When we began to work with data from the Internet Archive's web collection, one of our goals was to enable research by people, such as social scientists, who are not professional programmers.  As this work has progressed, the critical resource in carrying out research has been skilled programmers.  Many social scientists can write simple programs in Java or scripting languages.  Few have the expertise to write high performance parallel code. 

We must avoid a situation where every use of the collections requires complex programming.  This is a fascinating research area.  This semester, several masters students have run map/reduce tasks on the Linux cluster.  A typical task is to build the adjacency matrix of a web graph starting with about a billion raw links.  Once the map/reduce concept is understood their progress has been pleasingly rapid.  Other colleagues are exploring different approaches to this same problem.

How can the NSF/JISC help?

Managing very-large digital libraries and carrying out research on the collections are substantial challenges, but they are within the reach of academic libraries and digital library research groups if certain criteria can be met.

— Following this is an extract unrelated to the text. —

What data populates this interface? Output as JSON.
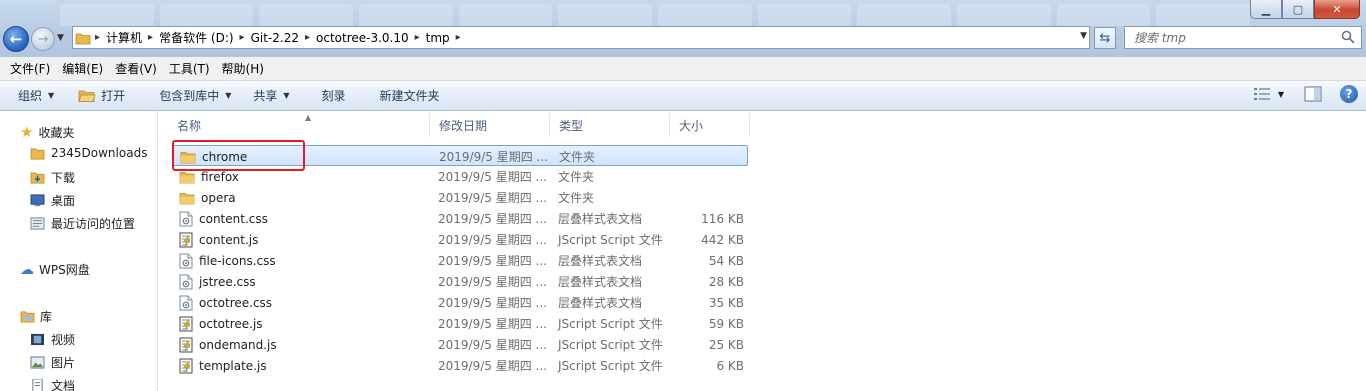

  1. Multi-year funding must be available to support the development of and research on large-scale collections.  It takes three to five years to build a cadre of expertise.  Running long-term projects on a series of short-term grants is highly inefficient.
  2. In the US, the Cyberinfrastructure needs to support this research explicitly.  Current supercomputers are configured for computations, or for the management of scientific data, not for semi-structured information such as text.
  3. The development of open source software and its support on the Cyberinfrastructure is essential.  It is possible that a software regime based on map/reduce might become as important for digital libraries as the Grid stack is for large-scale computation.
  4. Research is needed into the tools that allow non-computing specialists to analyze very large collections, with minimal assistance from professional programmers.

Acknowledgements

The work described above would not be possible without the assistance of the Internet Archive.  This work is funded in part by National Science Foundation grants CNS-0403340, SES-0537606, and IIS 0634677.